Mervyn King, the Governor, Bank of England, has warned MPs of the full extent of the effect that the credit crunch is expected to have on the UK economy. He in turn has promised to push more money into the markets to bolster confidence in the UK financial system.

About the housing and realty sector, he prophesized that it will remain more or less stable. Houses will become more affordable for first time buyers due to the slowdown and the return of the ratio of wages to house prices to normal values.

He stated that although all over the world, the confidence in the financial sector is weakening; at least the banks in the UK have not given out loans to an extent that may lead to unsustainable losses.

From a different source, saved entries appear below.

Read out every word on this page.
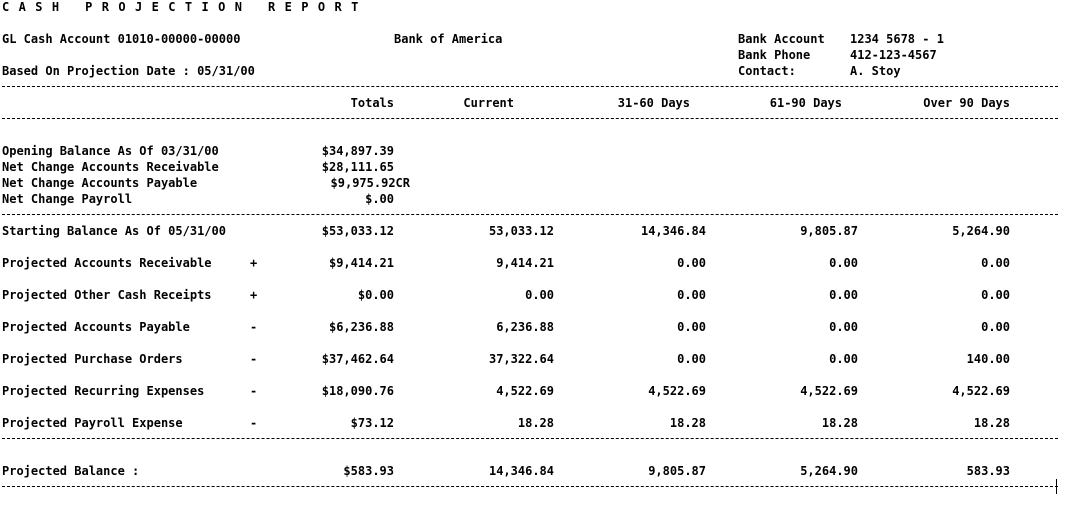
CASH PROJECTION REPORT
GL Cash Account 01010-00000-00000	Bank of America	Bank Account 1234 5678 - 1
Bank Phone	412-123-4567
Based On Projection Date : 05/31/00	Contact:	A. Stoy
Totals	Current	31-60 Days	61-90 Days	Over 90 Days
Opening Balance As Of 03/31/00	$34,897.39
Net Change Accounts Receivable	$28,111.65
Net Change Accounts Payable	$9,975.92CR
Net Change Payroll	$.00
Starting Balance As Of 05/31/00	$53,033.12	53,033.12	14,346.84	9,805.87	5,264.90
Projected Accounts Receivable	+	$9,414.21	9,414.21	0.00	0.00	0.00
Projected Other Cash Receipts	+	$0.00	0.00	0.00	0.00	0.00
Projected Accounts Payable	-	$6,236.88	6,236.88	0.00	0.00	0.00
Projected Purchase Orders	-	$37,462.64	37,322.64	0.00	0.00	140.00
Projected Recurring Expenses	-	$18,090.76	4,522.69	4,522.69	4,522.69	4,522.69
Projected Payroll Expense	-	$73.12	18.28	18.28	18.28	18.28
Projected Balance :	$583.93	14,346.84	9,805.87	5,264.90	583.93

Although a lot of cash flow has occurred into the money markets, the Libor Rate, which is the rate at which banks loan money to each other, has remained high. What is more worrying is that all efforts from central banks have failed to contain these rates. Mr. King said that long term solutions to this problem are being worked out.

Mr. King also told Mps that inflation was still likely to rise, probably over the 3% mark, pushed up by rising fuel prices. This will cause an increase in essential commodities such as oil, food and energy. He however was certain that in the long run, inflation may come down to the Government’s target of 2%.

He also denied the likelihood of following the American example of aggressively cutting interest rates after assuring that the UK economy, with all its pitfalls, was not nearly as bad as the American economy, especially in the labour and housing markets.